Не легче? Как-то нелепо звучит. Хит думал, Мередит признается, что чувствует себя виноватой, и переспросил:
— В каком смысле?
Она махнула рукой — явный признак того, что была взволнована.
— Трудно выразить. В голове такая каша, и я боюсь сболтнуть такое, за что вы на меня можете обидеться.
Хит и сам бывал в подобных ситуациях.
— Не надо остерегаться, Мерри. Можете говорить со мной откровенно.
— Правда?
— Конечно. — Он улыбнулся. — Расскажите, о чем вы думаете, и мы вместе все обсудим.
Мередит с минуту колебалась, но затем набрала полную грудь воздуха и дрожащим голосом начала:
— Сейчас я думаю, какой вы замечательный друг, самый лучший из всех моих друзей. И что бы я делала без вас, не сегодня, а вообще. Меня пугает мысль, что станет со мной и Сэмми, если мы вас потеряем.
У Хита екнуло сердце и к горлу подкатил ком.
— Зачем же терять? Вы можете на меня рассчитывать.
— Даже если я вас настолько разозлю, что вы меня возненавидите?
— Что вы можете такого сделать, чтобы я вас возненавидел? Ничего.
— Ну хотя бы не суметь выполнить свою часть сделки, — тихо произнесла она.
— Какой сделки?
Мередит сделала жест, как бы охватывая их обоих.
— Нашей общей сделки.
— О каких моих надеждах вы говорите, Мередит?
— Ну… я же понимаю, что нравлюсь вам… и Сэмми тоже. Я хочу сказать, что мужчина… не будет бескорыстно…
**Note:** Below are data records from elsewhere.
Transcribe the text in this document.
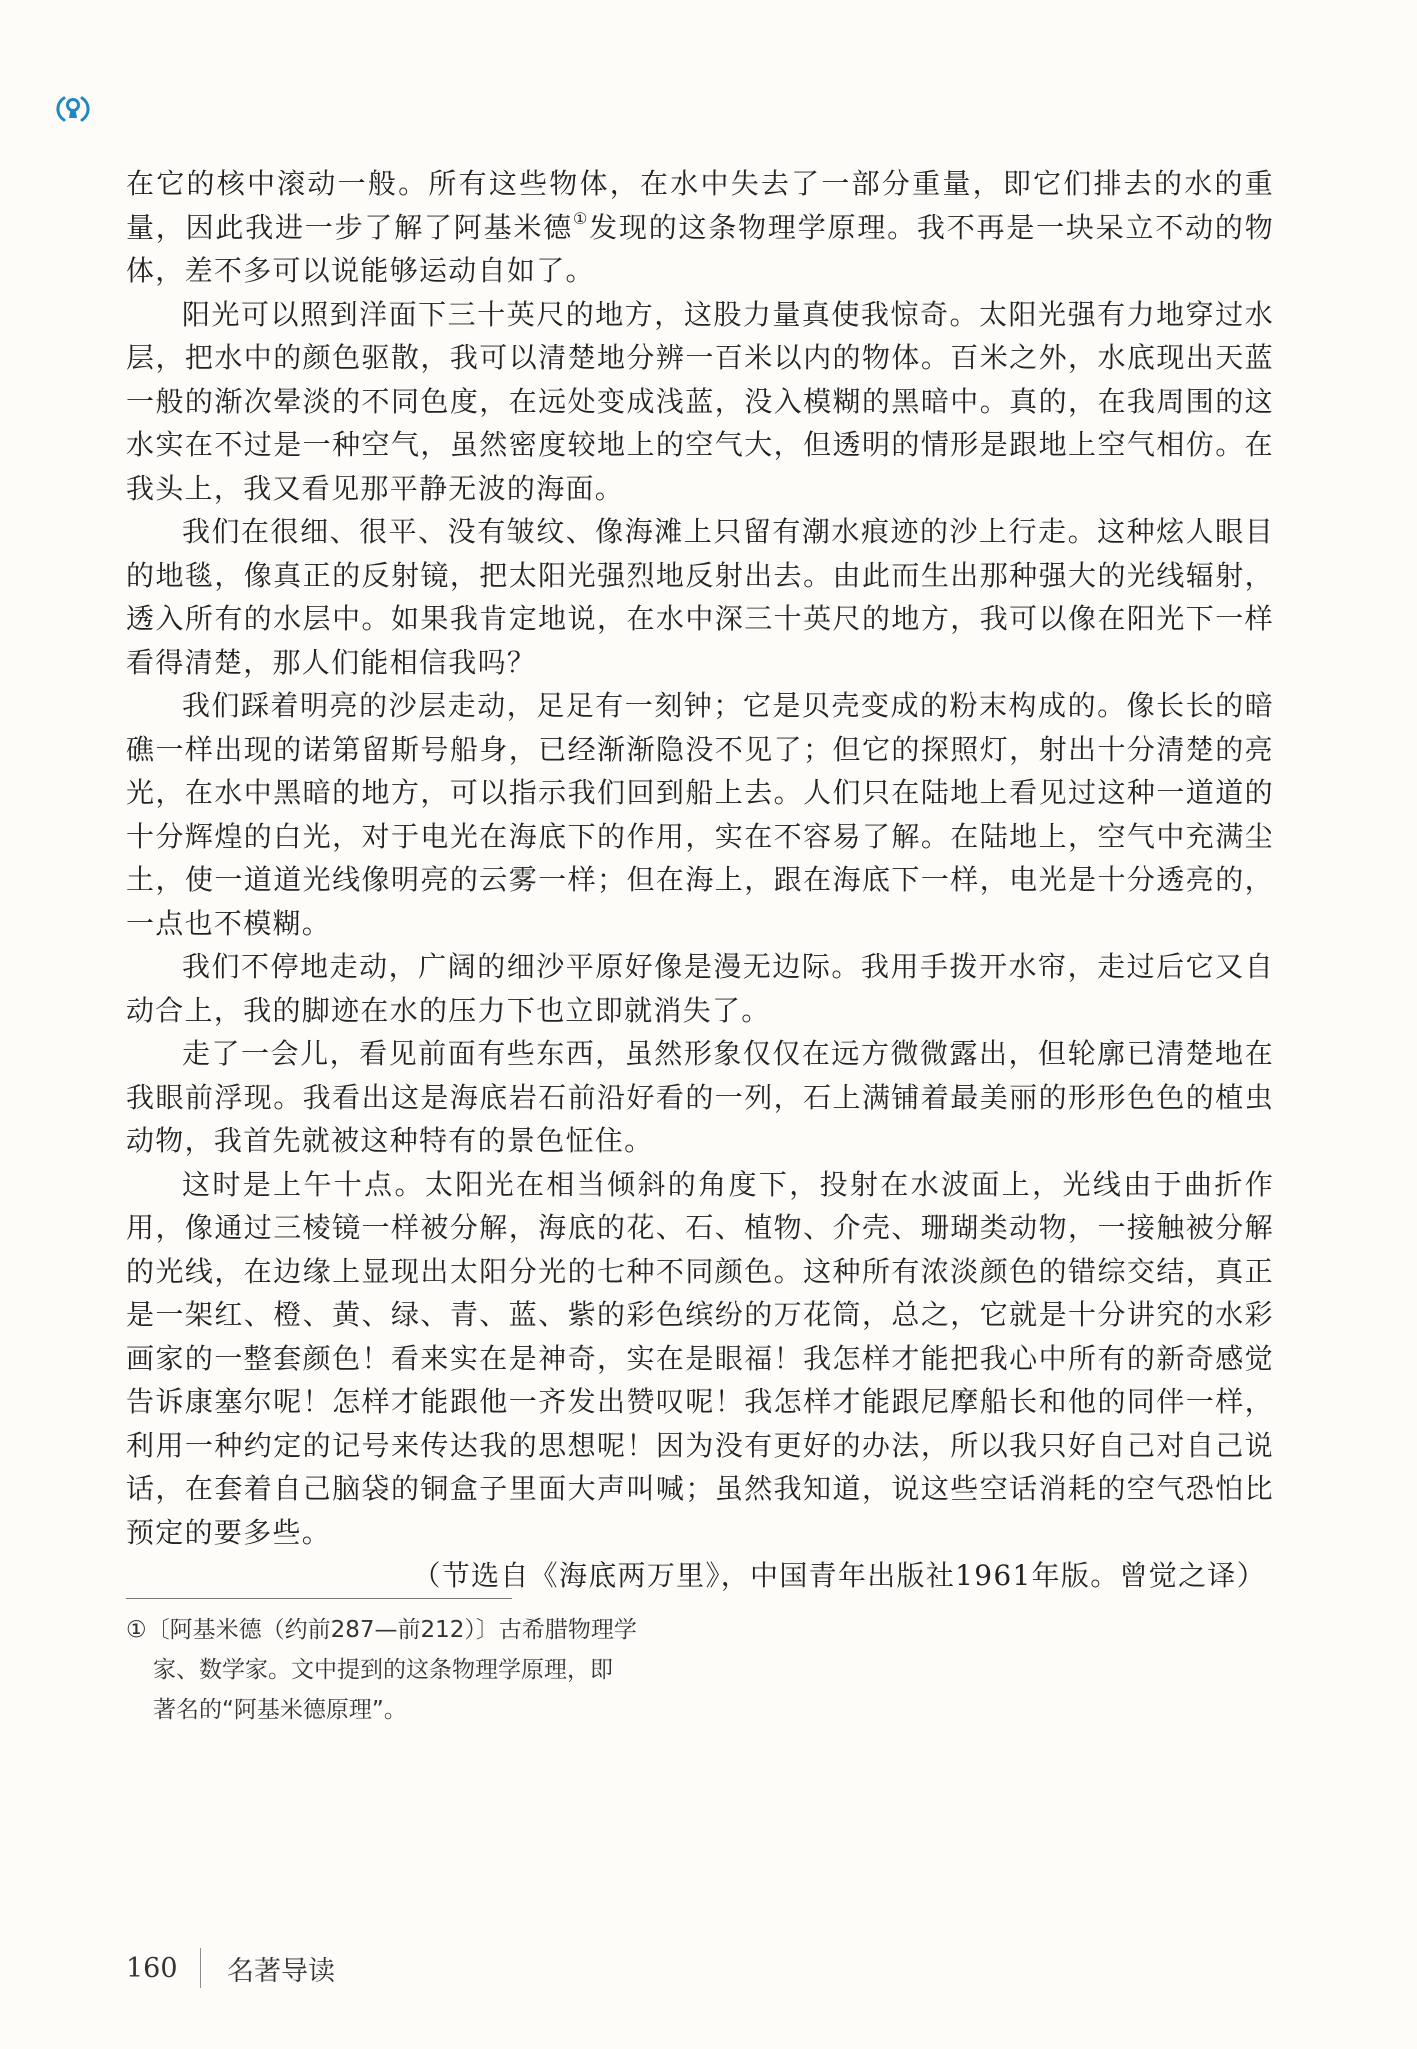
在它的核中滚动一般。所有这些物体，在水中失去了一部分重量，即它们排去的水的重量，因此我进一步了解了阿基米德①发现的这条物理学原理。我不再是一块呆立不动的物体，差不多可以说能够运动自如了。

阳光可以照到洋面下三十英尺的地方，这股力量真使我惊奇。太阳光强有力地穿过水层，把水中的颜色驱散，我可以清楚地分辨一百米以内的物体。百米之外，水底现出天蓝一般的渐次晕淡的不同色度，在远处变成浅蓝，没入模糊的黑暗中。真的，在我周围的这水实在不过是一种空气，虽然密度较地上的空气大，但透明的情形是跟地上空气相仿。在我头上，我又看见那平静无波的海面。

我们在很细、很平、没有皱纹、像海滩上只留有潮水痕迹的沙上行走。这种炫人眼目的地毯，像真正的反射镜，把太阳光强烈地反射出去。由此而生出那种强大的光线辐射，透入所有的水层中。如果我肯定地说，在水中深三十英尺的地方，我可以像在阳光下一样看得清楚，那人们能相信我吗？

我们踩着明亮的沙层走动，足足有一刻钟；它是贝壳变成的粉末构成的。像长长的暗礁一样出现的诺第留斯号船身，已经渐渐隐没不见了；但它的探照灯，射出十分清楚的亮光，在水中黑暗的地方，可以指示我们回到船上去。人们只在陆地上看见过这种一道道的十分辉煌的白光，对于电光在海底下的作用，实在不容易了解。在陆地上，空气中充满尘土，使一道道光线像明亮的云雾一样；但在海上，跟在海底下一样，电光是十分透亮的，一点也不模糊。

我们不停地走动，广阔的细沙平原好像是漫无边际。我用手拨开水帘，走过后它又自动合上，我的脚迹在水的压力下也立即就消失了。

走了一会儿，看见前面有些东西，虽然形象仅仅在远方微微露出，但轮廓已清楚地在我眼前浮现。我看出这是海底岩石前沿好看的一列，石上满铺着最美丽的形形色色的植虫动物，我首先就被这种特有的景色怔住。

这时是上午十点。太阳光在相当倾斜的角度下，投射在水波面上，光线由于曲折作用，像通过三棱镜一样被分解，海底的花、石、植物、介壳、珊瑚类动物，一接触被分解的光线，在边缘上显现出太阳分光的七种不同颜色。这种所有浓淡颜色的错综交结，真正是一架红、橙、黄、绿、青、蓝、紫的彩色缤纷的万花筒，总之，它就是十分讲究的水彩画家的一整套颜色！看来实在是神奇，实在是眼福！我怎样才能把我心中所有的新奇感觉告诉康塞尔呢！怎样才能跟他一齐发出赞叹呢！我怎样才能跟尼摩船长和他的同伴一样，利用一种约定的记号来传达我的思想呢！因为没有更好的办法，所以我只好自己对自己说话，在套着自己脑袋的铜盒子里面大声叫喊；虽然我知道，说这些空话消耗的空气恐怕比预定的要多些。

（节选自《海底两万里》，中国青年出版社1961年版。曾觉之译）

①〔阿基米德（约前287—前212）〕古希腊物理学
家、数学家。文中提到的这条物理学原理，即
著名的“阿基米德原理”。
160 名著导读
— Время, конечно, не очень подходящее, чтобы открывать вам свои чувства. Но если уж так вышло — ладно: нравитесь, и вы, и Сэмми, и даже очень. И я не сделал бы ничего подобного ни для кого другого. Так чего вы конкретно опасаетесь?
— Я просто беспокоюсь. Когда настанет время — ну, сами знаете чего, — вы можете обнаружить, что я не смогу проявить того энтузиазма, какого вы от меня ожидаете, в ситуации, когда ты загнана в угол…
— Загнана в угол?
— Извините, я неправильно выразилась. Боже, так трудно подобрать нужные слова. — Мередит посмотрела на него исподлобья. — Ну, вроде как в ловушке…
— В ловушке? — Хит покатал на языке это слово, и его губы искривила горькая улыбка.
— Когда я чувствую себя подобным образом, то начинаю сходить с ума: снова представляю, что будет как с Дэном. Испытываю нечто вроде приступа клаустрофобии — не могу дышать, впадаю в панику. Само собой разумеется, со времени развода я избегала подобных ситуаций. Но теперь… Боюсь, вы на меня рассердитесь. И совершенно справедливо. Понимаете?
Хит все прекрасно понял. Но не мог поверить, что она думала о нем подобным образом. После всего того, что сделал — и продолжал делать, — чтобы завоевать ее доверие, свести все к одному? Не сможет проявить того энтузиазма. И хуже того, ожидала, что он взбесится, если откажет ему. Неужели думала, что он принудит ее силой? Невероятно! У Хита от обиды душа разрывалась и в жилах закипала кровь.
— Не понимаю.
Ложь сама сорвалась с языка. Будь он проклят, если позволит ей отделаться туманными намеками!
— Не понимаете? — Мередит посмотрела на него в замешательстве.
— Нет. Так что, пожалуйста, растолкуйте.
Она прижала руку к груди и принялась крутить на рубашке пуговицы.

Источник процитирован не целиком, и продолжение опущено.